L’Iran doit développer une bombe nucléaire pour assurer la “paix et la tranquillité”, selon un article publié par le média d’État iranien Fars le 25 juin 2026. Ce rapport, lié aux Gardiens de la Révolution islamique, marque un changement significatif malgré les engagements récents envers les États-Unis.
Que s’est-il passé
L’article affirme que l’Iran n’a “pas d’autre choix” que de poursuivre une arme nucléaire, en prétendant que négocier en position de force est essentiel. “Pour atteindre la paix et la tranquillité dont l’Iran a besoin, il doit absolument parvenir à la dissuasion nucléaire”, indique l’article, suggérant que cela permettrait de résoudre d’autres problèmes par la négociation.
Il établit des parallèles entre la situation actuelle de l’Iran et les négociations historiques de la Chine avec les États-Unis après son développement nucléaire.
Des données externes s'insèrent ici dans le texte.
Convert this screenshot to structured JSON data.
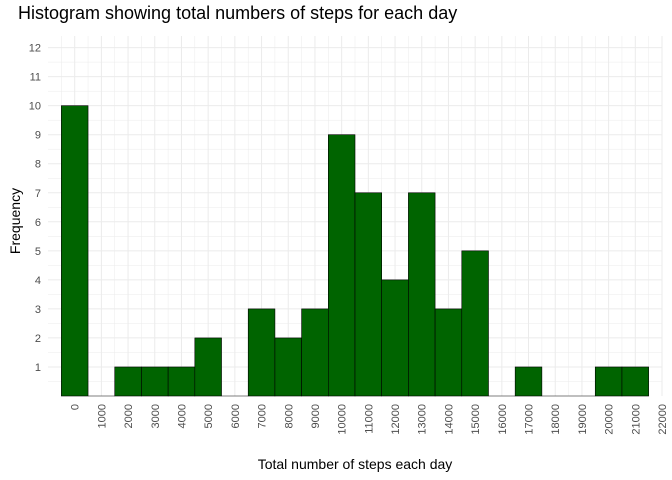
{
  "chart_data": {
    "type": "bar",
    "title": "Histogram showing total numbers of steps for each day",
    "xlabel": "Total number of steps each day",
    "ylabel": "Frequency",
    "bin_width": 1000,
    "bin_lefts": [
      0,
      1000,
      2000,
      3000,
      4000,
      5000,
      6000,
      7000,
      8000,
      9000,
      10000,
      11000,
      12000,
      13000,
      14000,
      15000,
      16000,
      17000,
      18000,
      19000,
      20000,
      21000
    ],
    "values": [
      10,
      0,
      1,
      1,
      1,
      2,
      0,
      3,
      2,
      3,
      9,
      7,
      4,
      7,
      3,
      5,
      0,
      1,
      0,
      0,
      1,
      1
    ],
    "x_ticks": [
      0,
      1000,
      2000,
      3000,
      4000,
      5000,
      6000,
      7000,
      8000,
      9000,
      10000,
      11000,
      12000,
      13000,
      14000,
      15000,
      16000,
      17000,
      18000,
      19000,
      20000,
      21000,
      22000
    ],
    "y_ticks": [
      1,
      2,
      3,
      4,
      5,
      6,
      7,
      8,
      9,
      10,
      11,
      12
    ],
    "xlim": [
      -1000,
      22000
    ],
    "ylim": [
      0,
      12.4
    ],
    "grid": true,
    "bar_color": "#006400",
    "bar_edge_color": "#000000",
    "grid_color": "#ebebeb"
  }
}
Le rapport explique : “La dissuasion nucléaire signifie que vous pouvez atteindre un équilibre des pouvoirs contre l’Amérique et Israël”, affirmant que cette approche aide à contenir les conflits.
Pourquoi c’est important
Les ambitions nucléaires de l’Iran sont sous une intense surveillance, notamment à la lumière des engagements pris dans le récent protocole d’accord avec les États-Unis. Cet accord exige que l’Iran permette aux inspecteurs de l’Agence internationale de l’énergie atomique (AIEA) d’accéder à ses installations nucléaires et interdit le développement d’armes nucléaires.
Les États-Unis s’attendent à ce que l’Iran respecte la pause de 20 ans sur l’enrichissement nucléaire, tandis que les inquiétudes concernant les stocks d’uranium enrichi du pays persistent. Le directeur général de l’AIEA, Rafael Grossi, a souligné la nécessité d’un système de vérification rigoureux, déclarant : “L’intention seule ne suffit pas.”
Contexte
Le 20 mai 2026, l’Iran a signé un protocole d’accord avec les États-Unis incluant des engagements à permettre aux inspecteurs de l’AIEA de revenir dans ses sites nucléaires. Cet accord est intervenu après une période de tensions accrues et d’appels à la transparence dans les activités nucléaires de l’Iran, qui avaient été suspendues depuis l’année précédente.
Malgré ces engagements, le récent article de Fars indique un revirement radical dans le discours de l’Iran, renforçant l’idée que le pays est plus intéressé à renforcer sa position militaire qu’à respecter strictement les accords diplomatiques.
Et après
Les inspecteurs de l’AIEA devraient revenir en septembre pour surveiller le programme nucléaire de l’Iran, mais ils n’ont pas encore pu accéder aux sites bombardés par les forces américaines en 2025. La situation devrait évoluer dans les mois à venir alors que l’Iran et les États-Unis se débattent avec les implications de ces récits contradictoires.